The pattern is sorting by word length, then using dynamic programming or hash tables to track the longest chain ending at each word. Many candidates think they need to brute-force all permutations or compare every pair of words, which fails at scale. The real move is recognizing that if a word can extend a previous chain, it can only extend chains from words exactly one character shorter. Build a hash table of word lengths, iterate in length order, and for each word test all possible single-character deletions to find predecessor chains. This reduces complexity dramatically. The acceptance rate sits at 62 percent, meaning solid preparation on Array, Hash Table, and Dynamic Programming patterns pays off. StealthCoder is your hedge if the DP state transitions don't click in the moment.

Pattern tags

The honest play

You know the problem. Make sure you actually pass it.

Longest String Chain recycles across companies for a reason. It's medium-tier, and most candidates blank under the timer. StealthCoder is the hedge: an AI overlay invisible during screen share. It reads the problem and surfaces a working solution in under 2 seconds. Built by an engineer who got tired of watching his cohort grind for six months and still get filtered at the OA stage. Works on HackerRank, CodeSignal, CoderPad, and Karat.

Longest String Chain interview FAQ

Is this still asked at big tech companies?+

Yes. The input data shows it's asked at nine significant firms including Two Sigma, Citadel, and Atlassian. These are the kind of shops that test harder DP problems. If you're interviewing at any FAANG-adjacent finance or infrastructure company, string chain problems are in the pool.

What's the actual trick most candidates miss?+

Sorting by word length first, then using a hash table of chains indexed by word. Candidates often try to compare every word pair or use recursion without memoization. Once you realize predecessors are always exactly one character shorter, the solution becomes linear in total characters. That insight separates accepted from rejected.

How does this relate to the DP topic?+

It's classic DP state reuse. The longest chain ending at word X depends on the longest chain ending at all valid predecessor words. You build up solutions from shorter words to longer words, storing the chain length at each word. Standard DP bottom-up without the 2D grid.

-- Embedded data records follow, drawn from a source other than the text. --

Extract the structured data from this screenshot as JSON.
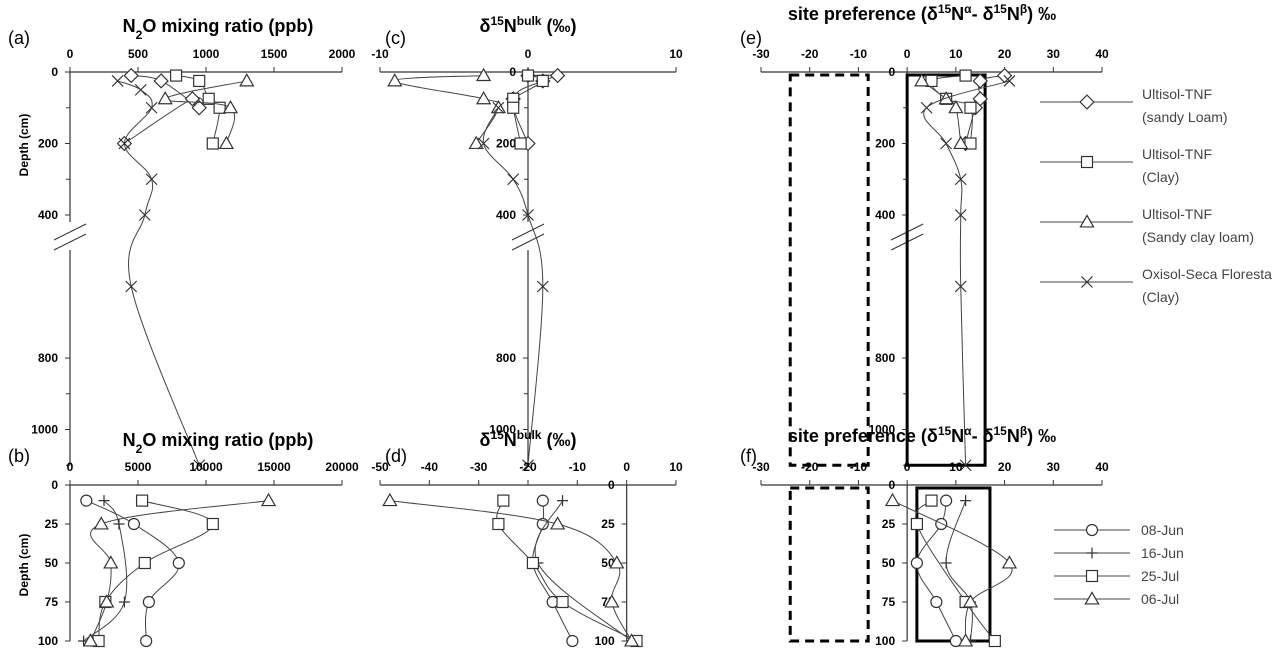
{
  "chart_data": [
    {
      "panel_label": "(a)",
      "title": "N₂O mixing ratio (ppb)",
      "title_parts": [
        "N",
        "2",
        "O mixing ratio (ppb)"
      ],
      "type": "line",
      "ylabel": "Depth (cm)",
      "xlim": [
        0,
        2000
      ],
      "xticks": [
        0,
        500,
        1000,
        1500,
        2000
      ],
      "ylim": [
        0,
        1100
      ],
      "yticks": [
        0,
        200,
        400,
        800,
        1000
      ],
      "axis_break": true,
      "series": [
        {
          "marker": "diamond",
          "points": [
            [
              450,
              10
            ],
            [
              670,
              25
            ],
            [
              950,
              100
            ],
            [
              900,
              75
            ],
            [
              400,
              200
            ]
          ]
        },
        {
          "marker": "square",
          "points": [
            [
              780,
              10
            ],
            [
              950,
              25
            ],
            [
              1020,
              75
            ],
            [
              1100,
              100
            ],
            [
              1050,
              200
            ]
          ]
        },
        {
          "marker": "triangle",
          "points": [
            [
              1300,
              25
            ],
            [
              700,
              75
            ],
            [
              1180,
              100
            ],
            [
              1150,
              200
            ]
          ]
        },
        {
          "marker": "x",
          "points": [
            [
              350,
              25
            ],
            [
              520,
              50
            ],
            [
              600,
              100
            ],
            [
              400,
              200
            ],
            [
              600,
              300
            ],
            [
              550,
              400
            ],
            [
              450,
              600
            ],
            [
              950,
              1100
            ]
          ]
        }
      ]
    },
    {
      "panel_label": "(c)",
      "title_parts": [
        "δ",
        "15",
        "N",
        "bulk",
        " (‰)"
      ],
      "type": "line",
      "xlim": [
        -10,
        10
      ],
      "xticks": [
        -10,
        0,
        10
      ],
      "ylim": [
        0,
        1100
      ],
      "yticks": [
        0,
        200,
        400,
        800,
        1000
      ],
      "axis_break": true,
      "series": [
        {
          "marker": "diamond",
          "points": [
            [
              0,
              10
            ],
            [
              2,
              10
            ],
            [
              1,
              25
            ],
            [
              -1,
              75
            ],
            [
              0,
              200
            ]
          ]
        },
        {
          "marker": "square",
          "points": [
            [
              0,
              10
            ],
            [
              1,
              25
            ],
            [
              -1,
              75
            ],
            [
              -1,
              100
            ],
            [
              -0.5,
              200
            ]
          ]
        },
        {
          "marker": "triangle",
          "points": [
            [
              -3,
              10
            ],
            [
              -9,
              25
            ],
            [
              -3,
              75
            ],
            [
              -2,
              100
            ],
            [
              -3.5,
              200
            ]
          ]
        },
        {
          "marker": "x",
          "points": [
            [
              -2,
              100
            ],
            [
              -3,
              200
            ],
            [
              -1,
              300
            ],
            [
              0,
              400
            ],
            [
              1,
              600
            ],
            [
              0,
              1100
            ]
          ]
        }
      ]
    },
    {
      "panel_label": "(e)",
      "title_parts": [
        "site preference (",
        "δ",
        "15",
        "N",
        "α",
        "- ",
        "δ",
        "15",
        "N",
        "β",
        ") ‰"
      ],
      "type": "line",
      "xlim": [
        -30,
        40
      ],
      "xticks": [
        -30,
        -20,
        -10,
        0,
        10,
        20,
        30,
        40
      ],
      "ylim": [
        0,
        1100
      ],
      "yticks": [
        0,
        200,
        400,
        800,
        1000
      ],
      "axis_break": true,
      "boxes": [
        {
          "style": "dashed",
          "x": [
            -24,
            -8
          ]
        },
        {
          "style": "solid",
          "x": [
            0,
            16
          ]
        }
      ],
      "series": [
        {
          "name": "Ultisol-TNF (sandy Loam)",
          "marker": "diamond",
          "points": [
            [
              20,
              10
            ],
            [
              15,
              25
            ],
            [
              15,
              75
            ],
            [
              14,
              100
            ],
            [
              12,
              200
            ]
          ]
        },
        {
          "name": "Ultisol-TNF (Clay)",
          "marker": "square",
          "points": [
            [
              12,
              10
            ],
            [
              5,
              25
            ],
            [
              8,
              75
            ],
            [
              13,
              100
            ],
            [
              13,
              200
            ]
          ]
        },
        {
          "name": "Ultisol-TNF (Sandy clay loam)",
          "marker": "triangle",
          "points": [
            [
              3,
              25
            ],
            [
              8,
              75
            ],
            [
              10,
              100
            ],
            [
              11,
              200
            ]
          ]
        },
        {
          "name": "Oxisol-Seca Floresta (Clay)",
          "marker": "x",
          "points": [
            [
              21,
              25
            ],
            [
              4,
              100
            ],
            [
              8,
              200
            ],
            [
              11,
              300
            ],
            [
              11,
              400
            ],
            [
              11,
              600
            ],
            [
              12,
              1100
            ]
          ]
        }
      ]
    },
    {
      "panel_label": "(b)",
      "title_parts": [
        "N",
        "2",
        "O mixing ratio (ppb)"
      ],
      "type": "line",
      "ylabel": "Depth (cm)",
      "xlim": [
        0,
        20000
      ],
      "xticks": [
        0,
        5000,
        10000,
        15000,
        20000
      ],
      "ylim": [
        0,
        100
      ],
      "yticks": [
        0,
        25,
        50,
        75,
        100
      ],
      "series": [
        {
          "name": "08-Jun",
          "marker": "circle",
          "points": [
            [
              1200,
              10
            ],
            [
              4700,
              25
            ],
            [
              8000,
              50
            ],
            [
              5800,
              75
            ],
            [
              5600,
              100
            ]
          ]
        },
        {
          "name": "16-Jun",
          "marker": "plus",
          "points": [
            [
              2500,
              10
            ],
            [
              3600,
              25
            ],
            [
              4000,
              75
            ],
            [
              1000,
              100
            ]
          ]
        },
        {
          "name": "25-Jul",
          "marker": "square",
          "points": [
            [
              5300,
              10
            ],
            [
              10500,
              25
            ],
            [
              5500,
              50
            ],
            [
              2600,
              75
            ],
            [
              2100,
              100
            ]
          ]
        },
        {
          "name": "06-Jul",
          "marker": "triangle",
          "points": [
            [
              14600,
              10
            ],
            [
              2300,
              25
            ],
            [
              3000,
              50
            ],
            [
              2700,
              75
            ],
            [
              1500,
              100
            ]
          ]
        }
      ]
    },
    {
      "panel_label": "(d)",
      "title_parts": [
        "δ",
        "15",
        "N",
        "bulk",
        " (‰)"
      ],
      "type": "line",
      "xlim": [
        -50,
        10
      ],
      "xticks": [
        -50,
        -40,
        -30,
        -20,
        -10,
        0,
        10
      ],
      "ylim": [
        0,
        100
      ],
      "yticks": [
        0,
        25,
        50,
        75,
        100
      ],
      "series": [
        {
          "name": "08-Jun",
          "marker": "circle",
          "points": [
            [
              -17,
              10
            ],
            [
              -17,
              25
            ],
            [
              -19,
              50
            ],
            [
              -15,
              75
            ],
            [
              -11,
              100
            ]
          ]
        },
        {
          "name": "16-Jun",
          "marker": "plus",
          "points": [
            [
              -13,
              10
            ],
            [
              -18,
              50
            ],
            [
              1,
              100
            ]
          ]
        },
        {
          "name": "25-Jul",
          "marker": "square",
          "points": [
            [
              -25,
              10
            ],
            [
              -26,
              25
            ],
            [
              -19,
              50
            ],
            [
              -13,
              75
            ],
            [
              2,
              100
            ]
          ]
        },
        {
          "name": "06-Jul",
          "marker": "triangle",
          "points": [
            [
              -48,
              10
            ],
            [
              -14,
              25
            ],
            [
              -2,
              50
            ],
            [
              -3,
              75
            ],
            [
              1,
              100
            ]
          ]
        }
      ]
    },
    {
      "panel_label": "(f)",
      "title_parts": [
        "site preference (",
        "δ",
        "15",
        "N",
        "α",
        "- ",
        "δ",
        "15",
        "N",
        "β",
        ") ‰"
      ],
      "type": "line",
      "xlim": [
        -30,
        40
      ],
      "xticks": [
        -30,
        -20,
        -10,
        0,
        10,
        20,
        30,
        40
      ],
      "ylim": [
        0,
        100
      ],
      "yticks": [
        0,
        25,
        50,
        75,
        100
      ],
      "boxes": [
        {
          "style": "dashed",
          "x": [
            -24,
            -8
          ]
        },
        {
          "style": "solid",
          "x": [
            2,
            17
          ]
        }
      ],
      "series": [
        {
          "name": "08-Jun",
          "marker": "circle",
          "points": [
            [
              8,
              10
            ],
            [
              7,
              25
            ],
            [
              2,
              50
            ],
            [
              6,
              75
            ],
            [
              10,
              100
            ]
          ]
        },
        {
          "name": "16-Jun",
          "marker": "plus",
          "points": [
            [
              12,
              10
            ],
            [
              8,
              50
            ],
            [
              13,
              75
            ],
            [
              13,
              100
            ]
          ]
        },
        {
          "name": "25-Jul",
          "marker": "square",
          "points": [
            [
              5,
              10
            ],
            [
              2,
              25
            ],
            [
              12,
              75
            ],
            [
              18,
              100
            ]
          ]
        },
        {
          "name": "06-Jul",
          "marker": "triangle",
          "points": [
            [
              -3,
              10
            ],
            [
              21,
              50
            ],
            [
              13,
              75
            ],
            [
              12,
              100
            ]
          ]
        }
      ]
    }
  ],
  "legend_top": [
    {
      "line1": "Ultisol-TNF",
      "line2": "(sandy Loam)",
      "marker": "diamond"
    },
    {
      "line1": "Ultisol-TNF",
      "line2": "(Clay)",
      "marker": "square"
    },
    {
      "line1": "Ultisol-TNF",
      "line2": "(Sandy clay loam)",
      "marker": "triangle"
    },
    {
      "line1": "Oxisol-Seca Floresta",
      "line2": "(Clay)",
      "marker": "x"
    }
  ],
  "legend_bottom": [
    {
      "label": "08-Jun",
      "marker": "circle"
    },
    {
      "label": "16-Jun",
      "marker": "plus"
    },
    {
      "label": "25-Jul",
      "marker": "square"
    },
    {
      "label": "06-Jul",
      "marker": "triangle"
    }
  ]
}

Will Hash Table and Two Pointers really come up in the solution?+

Hash Table absolutely. Two Pointers is optional. You hash words to track chains. Two Pointers can optimize the single-character deletion check, but a simple character-by-character comparison works fine. The hash table is non-negotiable.

Why is the acceptance rate 62 percent and not higher?+

The DP state transition isn't trivial, and the predecessor-lookup logic trips up candidates who haven't seen the pattern. The string manipulation (deletion testing) also introduces off-by-one bugs. It's medium difficulty genuinely. Drill the length-sorted approach and you'll be in the clear.

Want the actual problem statement? View "Longest String Chain" on LeetCode →

Frequency and company-tag data sourced from public community-maintained interview-report repos. Problem, description, and trademark © LeetCode. StealthCoder is not affiliated with LeetCode.